I have following elements (in this example I have 12 elements, but generally it can be any set of 3, 12, 27, 48, 75, 108... elements conforming to $3 * m^2$ where $m\in N$):
$$A_1a_1, A_1b_1, A_2a_2, A_2b_2, A_3a_3, A_3b_3$$ $$B_1a_1, B_1b_1, B_2a_2, B_2b_2, B_3a_3, B_3b_3$$
I need to calculate all 2-combinations in this example (if I had 27 elements, I would need 3 combinations...) such that:
$$A_1a_1, B_1b_1$$
is valid combination, but
$$A_1a_1, A_2b_2$$
is not (element $A$ repeats in 2nd part) and neither is
$$A_1a_1,B_1a_3$$
where element $a$ repeats in second part.
Basically in this example, we can choose any of 12 elements on the first spot, but as soon as I choose one of 12, I remain with only 3 elements to select from. So if I choose $A_1a_1$ as first element, remaining elements that I can choose from are $B_1b_1, B_2b_2, B_3b_3$
Since these are combinations, selecting $A_1a_1, B_1b_1$ and selecting $B_1b_1, A_1a_1$ is the same combination.

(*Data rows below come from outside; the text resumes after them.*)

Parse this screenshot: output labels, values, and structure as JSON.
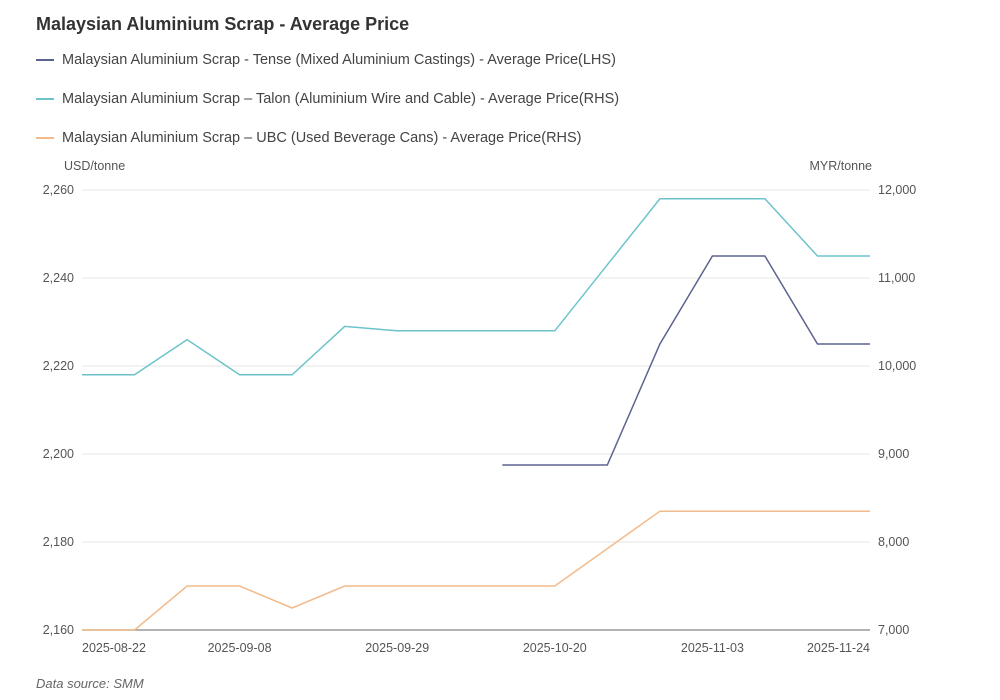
{
  "chart_data": {
    "type": "line",
    "title": "Malaysian Aluminium Scrap - Average Price",
    "left_axis": {
      "label": "USD/tonne",
      "range": [
        2160,
        2260
      ],
      "ticks": [
        2160,
        2180,
        2200,
        2220,
        2240,
        2260
      ],
      "tick_labels": [
        "2,160",
        "2,180",
        "2,200",
        "2,220",
        "2,240",
        "2,260"
      ]
    },
    "right_axis": {
      "label": "MYR/tonne",
      "range": [
        7000,
        12000
      ],
      "ticks": [
        7000,
        8000,
        9000,
        10000,
        11000,
        12000
      ],
      "tick_labels": [
        "7,000",
        "8,000",
        "9,000",
        "10,000",
        "11,000",
        "12,000"
      ]
    },
    "x_tick_labels": [
      "2025-08-22",
      "",
      "",
      "2025-09-08",
      "",
      "",
      "2025-09-29",
      "",
      "",
      "2025-10-20",
      "",
      "",
      "2025-11-03",
      "",
      "",
      "2025-11-24"
    ],
    "grid": true,
    "legend_placement": "top-left",
    "series": [
      {
        "name": "Malaysian Aluminium Scrap - Tense (Mixed Aluminium Castings) - Average Price(LHS)",
        "axis": "left",
        "color": "#5d6390",
        "values": [
          null,
          null,
          null,
          null,
          null,
          null,
          null,
          null,
          2197.5,
          2197.5,
          2197.5,
          2225,
          2245,
          2245,
          2225,
          2225
        ]
      },
      {
        "name": "Malaysian Aluminium Scrap – Talon (Aluminium Wire and Cable) - Average Price(RHS)",
        "axis": "right",
        "color": "#6cc3c9",
        "values": [
          9900,
          9900,
          10300,
          9900,
          9900,
          10450,
          10400,
          10400,
          10400,
          10400,
          11150,
          11900,
          11900,
          11900,
          11250,
          11250
        ]
      },
      {
        "name": "Malaysian Aluminium Scrap – UBC (Used Beverage Cans) - Average Price(RHS)",
        "axis": "right",
        "color": "#f2bb8c",
        "values": [
          7000,
          7000,
          7500,
          7500,
          7250,
          7500,
          7500,
          7500,
          7500,
          7500,
          7925,
          8350,
          8350,
          8350,
          8350,
          8350
        ]
      }
    ],
    "source": "Data source:  SMM"
  }
}
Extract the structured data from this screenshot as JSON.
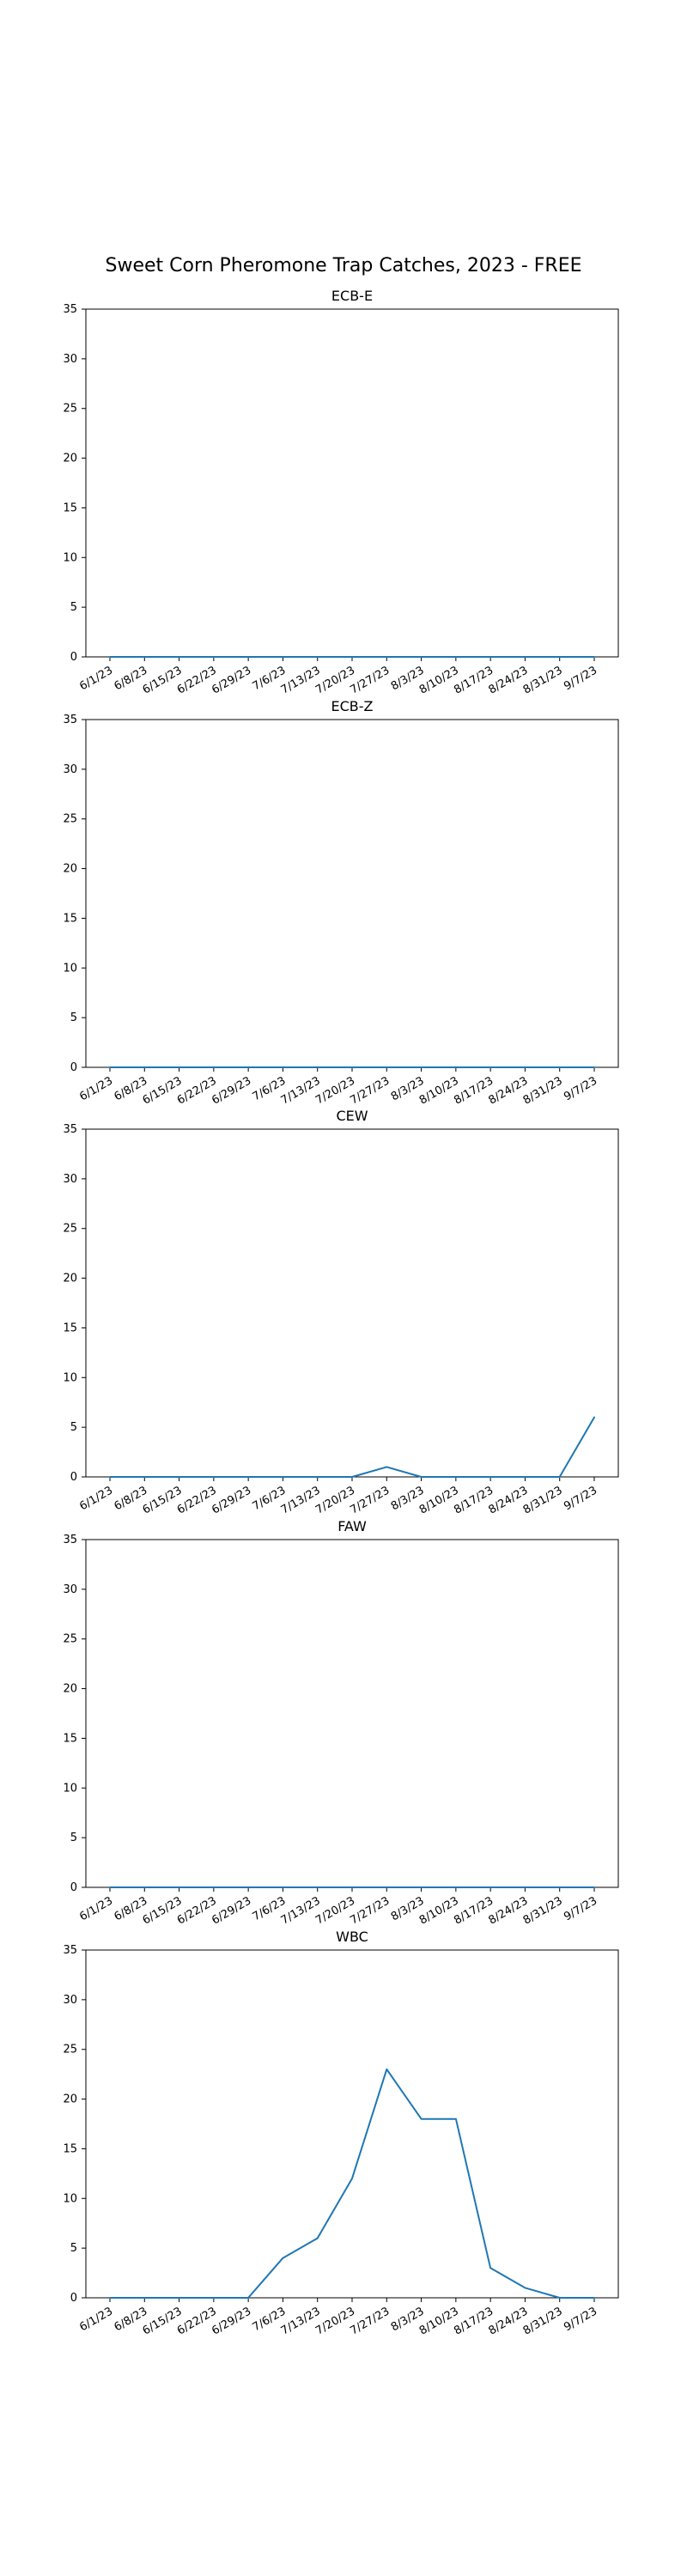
{
  "figure": {
    "title": "Sweet Corn Pheromone Trap Catches, 2023 - FREE",
    "line_color": "#1f77b4"
  },
  "chart_data": [
    {
      "type": "line",
      "title": "ECB-E",
      "categories": [
        "6/1/23",
        "6/8/23",
        "6/15/23",
        "6/22/23",
        "6/29/23",
        "7/6/23",
        "7/13/23",
        "7/20/23",
        "7/27/23",
        "8/3/23",
        "8/10/23",
        "8/17/23",
        "8/24/23",
        "8/31/23",
        "9/7/23"
      ],
      "values": [
        0,
        0,
        0,
        0,
        0,
        0,
        0,
        0,
        0,
        0,
        0,
        0,
        0,
        0,
        0
      ],
      "ylim": [
        0,
        35
      ],
      "yticks": [
        0,
        5,
        10,
        15,
        20,
        25,
        30,
        35
      ],
      "grid": false
    },
    {
      "type": "line",
      "title": "ECB-Z",
      "categories": [
        "6/1/23",
        "6/8/23",
        "6/15/23",
        "6/22/23",
        "6/29/23",
        "7/6/23",
        "7/13/23",
        "7/20/23",
        "7/27/23",
        "8/3/23",
        "8/10/23",
        "8/17/23",
        "8/24/23",
        "8/31/23",
        "9/7/23"
      ],
      "values": [
        0,
        0,
        0,
        0,
        0,
        0,
        0,
        0,
        0,
        0,
        0,
        0,
        0,
        0,
        0
      ],
      "ylim": [
        0,
        35
      ],
      "yticks": [
        0,
        5,
        10,
        15,
        20,
        25,
        30,
        35
      ],
      "grid": false
    },
    {
      "type": "line",
      "title": "CEW",
      "categories": [
        "6/1/23",
        "6/8/23",
        "6/15/23",
        "6/22/23",
        "6/29/23",
        "7/6/23",
        "7/13/23",
        "7/20/23",
        "7/27/23",
        "8/3/23",
        "8/10/23",
        "8/17/23",
        "8/24/23",
        "8/31/23",
        "9/7/23"
      ],
      "values": [
        0,
        0,
        0,
        0,
        0,
        0,
        0,
        0,
        1,
        0,
        0,
        0,
        0,
        0,
        6
      ],
      "ylim": [
        0,
        35
      ],
      "yticks": [
        0,
        5,
        10,
        15,
        20,
        25,
        30,
        35
      ],
      "grid": false
    },
    {
      "type": "line",
      "title": "FAW",
      "categories": [
        "6/1/23",
        "6/8/23",
        "6/15/23",
        "6/22/23",
        "6/29/23",
        "7/6/23",
        "7/13/23",
        "7/20/23",
        "7/27/23",
        "8/3/23",
        "8/10/23",
        "8/17/23",
        "8/24/23",
        "8/31/23",
        "9/7/23"
      ],
      "values": [
        0,
        0,
        0,
        0,
        0,
        0,
        0,
        0,
        0,
        0,
        0,
        0,
        0,
        0,
        0
      ],
      "ylim": [
        0,
        35
      ],
      "yticks": [
        0,
        5,
        10,
        15,
        20,
        25,
        30,
        35
      ],
      "grid": false
    },
    {
      "type": "line",
      "title": "WBC",
      "categories": [
        "6/1/23",
        "6/8/23",
        "6/15/23",
        "6/22/23",
        "6/29/23",
        "7/6/23",
        "7/13/23",
        "7/20/23",
        "7/27/23",
        "8/3/23",
        "8/10/23",
        "8/17/23",
        "8/24/23",
        "8/31/23",
        "9/7/23"
      ],
      "values": [
        0,
        0,
        0,
        0,
        0,
        4,
        6,
        12,
        23,
        18,
        18,
        3,
        1,
        0,
        0
      ],
      "ylim": [
        0,
        35
      ],
      "yticks": [
        0,
        5,
        10,
        15,
        20,
        25,
        30,
        35
      ],
      "grid": false
    }
  ]
}
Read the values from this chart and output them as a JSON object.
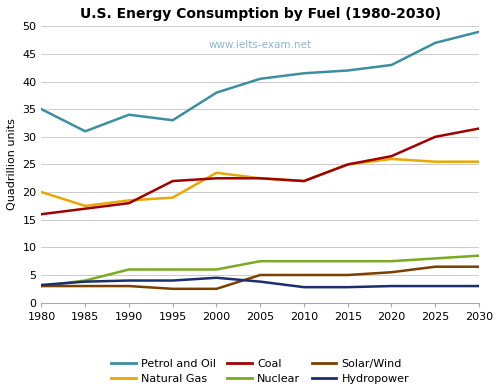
{
  "title": "U.S. Energy Consumption by Fuel (1980-2030)",
  "watermark": "www.ielts-exam.net",
  "ylabel": "Quadrillion units",
  "years": [
    1980,
    1985,
    1990,
    1995,
    2000,
    2005,
    2010,
    2015,
    2020,
    2025,
    2030
  ],
  "series": [
    {
      "name": "Petrol and Oil",
      "values": [
        35.0,
        31.0,
        34.0,
        33.0,
        38.0,
        40.5,
        41.5,
        42.0,
        43.0,
        47.0,
        49.0
      ],
      "color": "#3A8FA0"
    },
    {
      "name": "Natural Gas",
      "values": [
        20.0,
        17.5,
        18.5,
        19.0,
        23.5,
        22.5,
        22.0,
        25.0,
        26.0,
        25.5,
        25.5
      ],
      "color": "#E8A800"
    },
    {
      "name": "Coal",
      "values": [
        16.0,
        17.0,
        18.0,
        22.0,
        22.5,
        22.5,
        22.0,
        25.0,
        26.5,
        30.0,
        31.5
      ],
      "color": "#A00000"
    },
    {
      "name": "Nuclear",
      "values": [
        3.0,
        4.0,
        6.0,
        6.0,
        6.0,
        7.5,
        7.5,
        7.5,
        7.5,
        8.0,
        8.5
      ],
      "color": "#7AAA20"
    },
    {
      "name": "Solar/Wind",
      "values": [
        3.0,
        3.0,
        3.0,
        2.5,
        2.5,
        5.0,
        5.0,
        5.0,
        5.5,
        6.5,
        6.5
      ],
      "color": "#7B4000"
    },
    {
      "name": "Hydropower",
      "values": [
        3.2,
        3.8,
        4.0,
        4.0,
        4.5,
        3.8,
        2.8,
        2.8,
        3.0,
        3.0,
        3.0
      ],
      "color": "#1C2E6E"
    }
  ],
  "ylim": [
    0,
    50
  ],
  "yticks": [
    0,
    5,
    10,
    15,
    20,
    25,
    30,
    35,
    40,
    45,
    50
  ],
  "background_color": "#FFFFFF",
  "grid_color": "#CCCCCC",
  "watermark_color": "#7AAAC8"
}
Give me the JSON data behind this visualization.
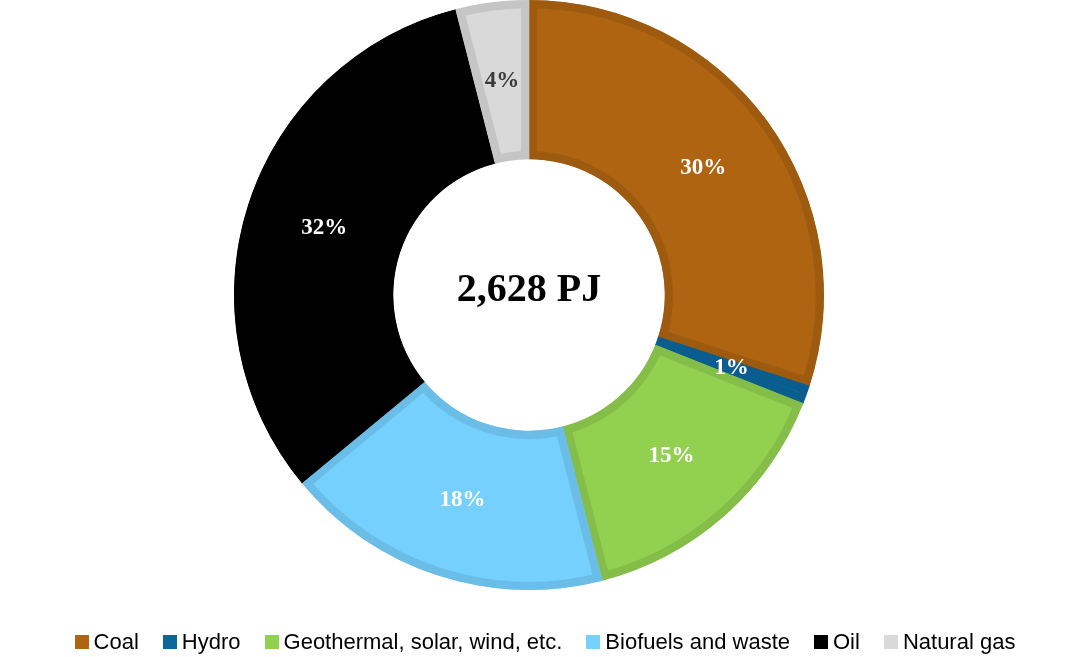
{
  "chart_data": {
    "type": "donut",
    "categories": [
      "Coal",
      "Hydro",
      "Geothermal, solar, wind, etc.",
      "Biofuels and waste",
      "Oil",
      "Natural gas"
    ],
    "values": [
      30,
      1,
      15,
      18,
      32,
      4
    ],
    "colors": [
      "#ae6410",
      "#0b669c",
      "#92d050",
      "#75d0fd",
      "#000000",
      "#d9d9d9"
    ],
    "value_labels": [
      "30%",
      "1%",
      "15%",
      "18%",
      "32%",
      "4%"
    ],
    "annotations": [
      "2,628 PJ"
    ],
    "legend": "bottom"
  }
}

In this particular case, there should be 18 combinations:
$ [A_1a_1,B_1b_1],[A_1a_1,B_2b_2],[A_1a_1,B_3b_3],[A_2a_2,B_1b_1],[A_2a_2,B_2b_2],[A_2a_2,B_3b_3],[A_3a_3,B_1b_1],[A_3a_3,B_2b_2],[A_3a_3,B_3b_3],[A_1b_1,B_1a_1],[A_1b_1,B_2a_2],[A_1b_1,B_3a_3],[A_2b_2,B_1a_1],[A_2b_2,B_2a_2],[A_2b_2,B_3a_3],[A_3b_3,B_1a_1],[A_3b_3,B_2a_2],[A_3b_3,B_3a_3] $
I guess there is a general formula for calculating these kind of combinatorial problems?